Reflexão

O banho da perereca



Pr. Egon Lohmann

Tempos atrás li à respeito de uma experiência com rãs. Jogada na água aquecida, a rã imediatamente saltava fora, ilesa . Contudo, quando deixada na água fria, mas aquecida aos poucos, não se dava conta do gradual aumento da temperatura e acabava morrendo. Lia Luft em sua coluna na Revista Veja, comenta como sua avó, “luterana fervorosa”, ficava indignada com alguns fatos que para ela significavam “o fim do mundo”. Segue citando a inversão de valores e outros absurdos de nossos dias e aos quais, aos poucos, vamos nos acostumando e aceitando como normais.
Enquanto isso, o fim do mundo ainda não chegou.

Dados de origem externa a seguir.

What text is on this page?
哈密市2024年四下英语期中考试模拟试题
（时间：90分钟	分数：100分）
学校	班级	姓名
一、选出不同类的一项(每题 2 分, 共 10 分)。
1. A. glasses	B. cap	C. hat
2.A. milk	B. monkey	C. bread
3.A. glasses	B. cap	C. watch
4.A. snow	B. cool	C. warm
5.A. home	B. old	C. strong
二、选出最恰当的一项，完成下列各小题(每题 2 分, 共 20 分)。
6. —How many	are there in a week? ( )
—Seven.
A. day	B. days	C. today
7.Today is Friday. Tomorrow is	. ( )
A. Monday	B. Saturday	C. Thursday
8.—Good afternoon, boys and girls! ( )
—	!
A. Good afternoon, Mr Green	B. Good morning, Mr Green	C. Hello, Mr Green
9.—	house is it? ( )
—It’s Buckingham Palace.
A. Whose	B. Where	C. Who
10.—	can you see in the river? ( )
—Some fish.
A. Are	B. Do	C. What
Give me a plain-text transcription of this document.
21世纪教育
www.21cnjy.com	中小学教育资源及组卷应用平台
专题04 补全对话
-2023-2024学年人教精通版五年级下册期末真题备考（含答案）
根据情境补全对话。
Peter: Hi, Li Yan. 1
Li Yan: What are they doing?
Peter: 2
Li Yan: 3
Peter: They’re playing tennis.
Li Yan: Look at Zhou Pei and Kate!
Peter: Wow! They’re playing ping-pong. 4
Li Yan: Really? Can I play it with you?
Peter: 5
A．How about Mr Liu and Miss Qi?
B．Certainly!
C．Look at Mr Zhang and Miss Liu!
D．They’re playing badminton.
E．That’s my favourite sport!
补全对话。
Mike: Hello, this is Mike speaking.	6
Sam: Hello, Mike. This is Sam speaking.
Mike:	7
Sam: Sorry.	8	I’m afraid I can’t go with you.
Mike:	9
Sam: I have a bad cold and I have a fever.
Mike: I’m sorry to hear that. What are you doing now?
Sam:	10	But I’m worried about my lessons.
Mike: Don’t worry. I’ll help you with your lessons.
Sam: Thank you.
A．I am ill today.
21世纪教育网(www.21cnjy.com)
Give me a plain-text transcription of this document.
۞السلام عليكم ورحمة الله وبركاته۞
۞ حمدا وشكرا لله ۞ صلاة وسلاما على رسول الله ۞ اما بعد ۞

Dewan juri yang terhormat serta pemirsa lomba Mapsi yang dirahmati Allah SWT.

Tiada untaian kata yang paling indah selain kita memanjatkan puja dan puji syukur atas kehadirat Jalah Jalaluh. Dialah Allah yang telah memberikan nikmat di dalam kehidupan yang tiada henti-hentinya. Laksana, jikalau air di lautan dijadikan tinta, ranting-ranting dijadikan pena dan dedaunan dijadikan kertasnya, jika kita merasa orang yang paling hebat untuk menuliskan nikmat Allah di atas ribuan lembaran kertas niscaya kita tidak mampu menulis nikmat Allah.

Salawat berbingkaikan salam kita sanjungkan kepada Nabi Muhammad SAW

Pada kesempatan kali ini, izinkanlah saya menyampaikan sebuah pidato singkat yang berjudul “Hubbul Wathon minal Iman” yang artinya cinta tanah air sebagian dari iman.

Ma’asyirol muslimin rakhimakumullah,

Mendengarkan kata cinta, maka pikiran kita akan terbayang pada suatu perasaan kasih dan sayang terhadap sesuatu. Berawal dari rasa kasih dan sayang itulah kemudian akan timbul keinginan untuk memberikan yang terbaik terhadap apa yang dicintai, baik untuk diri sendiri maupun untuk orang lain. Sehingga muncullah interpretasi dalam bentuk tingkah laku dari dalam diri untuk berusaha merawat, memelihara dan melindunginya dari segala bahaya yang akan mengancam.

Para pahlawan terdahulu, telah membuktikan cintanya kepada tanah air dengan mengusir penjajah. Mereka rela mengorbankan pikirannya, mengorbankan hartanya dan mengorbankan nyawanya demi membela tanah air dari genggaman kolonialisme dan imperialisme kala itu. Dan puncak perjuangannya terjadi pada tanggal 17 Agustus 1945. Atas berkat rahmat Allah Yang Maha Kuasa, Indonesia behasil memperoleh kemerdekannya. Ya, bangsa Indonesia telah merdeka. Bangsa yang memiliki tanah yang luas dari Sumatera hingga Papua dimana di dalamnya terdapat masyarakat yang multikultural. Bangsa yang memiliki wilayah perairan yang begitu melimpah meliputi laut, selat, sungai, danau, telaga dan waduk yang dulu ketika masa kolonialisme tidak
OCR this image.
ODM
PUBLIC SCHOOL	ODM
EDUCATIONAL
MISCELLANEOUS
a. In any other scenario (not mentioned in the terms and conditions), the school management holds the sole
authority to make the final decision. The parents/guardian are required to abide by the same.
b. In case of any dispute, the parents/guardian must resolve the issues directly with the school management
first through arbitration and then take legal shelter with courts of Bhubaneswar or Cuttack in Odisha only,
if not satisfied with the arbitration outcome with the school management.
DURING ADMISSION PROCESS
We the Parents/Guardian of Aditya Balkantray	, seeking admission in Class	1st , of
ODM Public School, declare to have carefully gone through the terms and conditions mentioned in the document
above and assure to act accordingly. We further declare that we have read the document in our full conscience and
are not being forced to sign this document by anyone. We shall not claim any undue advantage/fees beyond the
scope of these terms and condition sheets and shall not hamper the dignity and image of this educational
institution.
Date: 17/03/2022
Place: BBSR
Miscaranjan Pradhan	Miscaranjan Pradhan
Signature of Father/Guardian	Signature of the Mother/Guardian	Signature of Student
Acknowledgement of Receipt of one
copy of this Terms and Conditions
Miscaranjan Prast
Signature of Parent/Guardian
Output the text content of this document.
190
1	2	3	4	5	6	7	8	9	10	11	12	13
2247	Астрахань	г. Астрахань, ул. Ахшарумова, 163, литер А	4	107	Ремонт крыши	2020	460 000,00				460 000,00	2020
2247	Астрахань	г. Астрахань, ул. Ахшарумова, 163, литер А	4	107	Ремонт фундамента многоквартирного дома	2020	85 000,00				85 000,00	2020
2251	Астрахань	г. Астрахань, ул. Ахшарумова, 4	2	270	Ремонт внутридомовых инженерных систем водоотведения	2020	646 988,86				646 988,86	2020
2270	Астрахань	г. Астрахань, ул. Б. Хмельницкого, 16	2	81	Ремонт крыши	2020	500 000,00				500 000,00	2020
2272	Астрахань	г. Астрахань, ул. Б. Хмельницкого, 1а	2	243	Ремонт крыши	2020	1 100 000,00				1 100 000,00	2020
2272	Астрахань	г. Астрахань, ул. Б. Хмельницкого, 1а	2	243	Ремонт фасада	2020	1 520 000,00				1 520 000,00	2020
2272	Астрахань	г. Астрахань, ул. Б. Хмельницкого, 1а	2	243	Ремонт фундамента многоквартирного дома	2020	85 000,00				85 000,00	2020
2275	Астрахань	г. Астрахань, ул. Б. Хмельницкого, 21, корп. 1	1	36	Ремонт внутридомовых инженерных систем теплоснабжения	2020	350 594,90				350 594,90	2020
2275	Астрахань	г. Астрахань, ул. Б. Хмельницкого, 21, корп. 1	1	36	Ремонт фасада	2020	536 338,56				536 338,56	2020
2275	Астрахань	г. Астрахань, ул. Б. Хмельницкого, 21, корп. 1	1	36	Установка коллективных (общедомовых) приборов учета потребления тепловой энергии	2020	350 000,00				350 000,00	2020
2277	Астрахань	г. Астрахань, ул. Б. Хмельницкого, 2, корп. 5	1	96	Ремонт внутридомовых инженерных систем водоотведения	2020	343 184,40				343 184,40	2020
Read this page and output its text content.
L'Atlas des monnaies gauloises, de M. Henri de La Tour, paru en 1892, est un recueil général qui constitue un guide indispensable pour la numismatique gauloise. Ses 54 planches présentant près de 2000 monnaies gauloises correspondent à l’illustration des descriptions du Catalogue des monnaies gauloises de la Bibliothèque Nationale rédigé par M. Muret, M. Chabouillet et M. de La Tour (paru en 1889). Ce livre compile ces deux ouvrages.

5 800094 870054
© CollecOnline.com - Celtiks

Próximo, talvez, esteja o fim de um mínimo de ética e vergonha da parte de políticos e governantes; o fim da tranqüilidade na cidade, onde ser assaltado já faz parte da normalidade; o fim do respeito e da consideração para com o idoso, os pais, professores e líderes espirituais; o fim de uma educação que, ao mesmo tempo, ama e disciplina a criança, ensinando-lhe até onde vão seus limites e onde começam os limites do outro; o fim de uma cultura de trabalho que faz bem feito, faz com amor, com honestidade e responsabilidade; o fim da reverência a Deus e da gratidão pelas boas coisas que criou! Onde a indignação, onde o protesto de pessoas como o daquela avó? Estamos no “banho de perereca”, impassíveis para com as incongruências à nossa volta? E, quando ainda ficamos indignados, o que nos resta? Você sente como eu sinto às vezes, o tamanho da onda e a incapacidade de enfrentá-la? Ficamos perdidos, talvez anestesiados, no meio de tantas urgências, tanto caos, tanto descalabro!
Contudo, a palavra de Deus põe ordem no caos e cria as condições para a vida (Gn 1). É esta mesma palavra que nos recomenda: “Transformem-se, pela renovação da sua mente...para que experimentem a boa vontade de Deus”(Rm 12,2). Que tal, levar isto a sério e começar a pensar diferente? E, ao invés de sair correndo sem rumo e sem prumo, sem orientação do alto, seguir a recomendação de Jesus, de orar – antes de agir? (Mateus 9,37-38). A recomendação é feita no contexto da evangelização, mas se aplica igualmente, à atuação profética de denunciar e cobrar mudanças. Não por acaso, já o profeta Jeremias e o salmista recomendam que oremos pela paz e busquemos o bem-estar da cidade (Jr. 29,7 e Sl 122,6). Quem sabe, se o fizermos, o Senhor mostrará também a nós, o que fazer e por onde começar?! Quem sabe a indiferença dê lugar a uma justa indignação e aflore também, com ela, a capacidade de agir no lugar e a partir do lugar onde Deus nos colocou!